Em decorrência, é quase mensal a ida de caravanas de prefeitos para Brasília em busca da aprovação de verbas da hoje famosa Emenda 29, pela qual seria criada uma contribuição específica para a saúde. Ora, um dos maiores obstáculos à organização, ao progresso e à realização das metas públicas, mesmo entre os bons administradores, é, geralmente, o seu próprio orgulho ou presunção. Evidentemente não se pode colocar um hospital de grande complexidade em municípios entre 20 mil e 50 mil habitantes. Por isso é fundamental que prefeitos e governo do Estado se organizem em recursos humanos e financeiros e criem polos de atuação. Unidades de pronto atendimento, postos de saúde, hospitais de pequena, média e grande complexidade em regiões que aglutinem um determinado número de pessoas. Está na hora de ser feito um planejamento nesse sentido. Estamos administrando a saúde por crise, o que é lamentável. A prefeitura tem o Sistema de Informações Hospitalares e seu módulo ambulatorial garantindo mais agilidade no atendimento e gerenciamento dos serviços. Implantado há oito anos no Hospital de Pronto Socorro (HPS) e no Pronto Atendimento Lomba do Pinheiro, há quatro no Hospital Materno Infantil Presidente Vargas (Hmipv) e há dois no Pronto Atendimento Cruzeiro do Sul (Pacs), o sistema foi desenvolvido pela Procempa e, até o final do ano, será implantado no Pronto Atendimento Bom Jesus. Porto Alegre tem uma boa infraestrutura hospitalar federal, estadual e municipal, mesmo com o fechamento de hospitais menores.
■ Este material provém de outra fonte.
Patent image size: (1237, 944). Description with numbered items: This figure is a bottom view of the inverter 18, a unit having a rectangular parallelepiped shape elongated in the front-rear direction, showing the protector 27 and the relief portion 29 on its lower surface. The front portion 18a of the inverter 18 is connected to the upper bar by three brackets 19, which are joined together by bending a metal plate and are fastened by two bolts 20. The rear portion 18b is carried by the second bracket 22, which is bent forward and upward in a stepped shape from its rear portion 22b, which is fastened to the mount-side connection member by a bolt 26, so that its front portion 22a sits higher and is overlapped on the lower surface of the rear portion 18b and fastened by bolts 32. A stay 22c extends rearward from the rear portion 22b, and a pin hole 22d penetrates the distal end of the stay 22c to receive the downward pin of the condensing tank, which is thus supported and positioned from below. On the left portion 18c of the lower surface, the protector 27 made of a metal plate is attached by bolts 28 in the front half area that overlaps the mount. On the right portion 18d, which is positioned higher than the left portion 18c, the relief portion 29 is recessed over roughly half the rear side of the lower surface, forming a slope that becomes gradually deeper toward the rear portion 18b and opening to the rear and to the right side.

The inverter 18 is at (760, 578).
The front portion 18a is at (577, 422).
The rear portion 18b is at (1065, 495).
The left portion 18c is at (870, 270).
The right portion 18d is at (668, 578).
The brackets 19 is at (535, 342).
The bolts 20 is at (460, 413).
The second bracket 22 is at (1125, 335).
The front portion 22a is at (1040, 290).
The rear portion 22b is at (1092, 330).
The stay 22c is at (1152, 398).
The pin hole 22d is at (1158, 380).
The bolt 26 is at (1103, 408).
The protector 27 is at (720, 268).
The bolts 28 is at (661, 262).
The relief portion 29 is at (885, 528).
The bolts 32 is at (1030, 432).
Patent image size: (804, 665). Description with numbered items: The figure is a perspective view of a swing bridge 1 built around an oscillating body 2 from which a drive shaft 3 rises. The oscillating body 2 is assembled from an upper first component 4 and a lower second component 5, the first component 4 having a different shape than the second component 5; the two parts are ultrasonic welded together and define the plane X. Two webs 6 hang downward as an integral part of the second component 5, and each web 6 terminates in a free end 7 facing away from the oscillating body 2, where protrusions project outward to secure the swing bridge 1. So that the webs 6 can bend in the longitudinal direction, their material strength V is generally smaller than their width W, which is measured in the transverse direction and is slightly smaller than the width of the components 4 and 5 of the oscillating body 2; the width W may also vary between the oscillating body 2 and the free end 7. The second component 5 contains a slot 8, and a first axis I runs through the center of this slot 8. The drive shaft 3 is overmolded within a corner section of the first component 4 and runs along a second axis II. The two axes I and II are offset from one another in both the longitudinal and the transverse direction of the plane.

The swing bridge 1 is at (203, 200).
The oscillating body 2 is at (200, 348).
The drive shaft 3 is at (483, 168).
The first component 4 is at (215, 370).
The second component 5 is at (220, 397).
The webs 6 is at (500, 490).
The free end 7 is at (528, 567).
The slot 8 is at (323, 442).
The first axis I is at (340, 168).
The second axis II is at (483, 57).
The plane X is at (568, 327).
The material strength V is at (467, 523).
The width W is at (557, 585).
O Grupo Conceição é o exemplo mais capacitado. O Hospital de Clínicas é referência no ensino e ainda temos na Capital o Hospital Ernesto Dornelles, dos servidores públicos e conveniado com o Instituto de Previdência do Estado, mais o Hospital de Pronto Socorro, mantido pela prefeitura, que mesmo com 65 anos de existência ainda é o mais completo na emergência traumática e o único que mantém sempre todas as 24 especialidades médicas de plantão 24 horas por dia. Vamos aprender com a experiência passada e a dos outros, uma vez que as lições que a nossa própria vida dá geralmente são muito caras. Hoje, 50% dos que estão nas emergências dos grandes hospitais não precisariam delas caso houvesse atendimento básico anterior.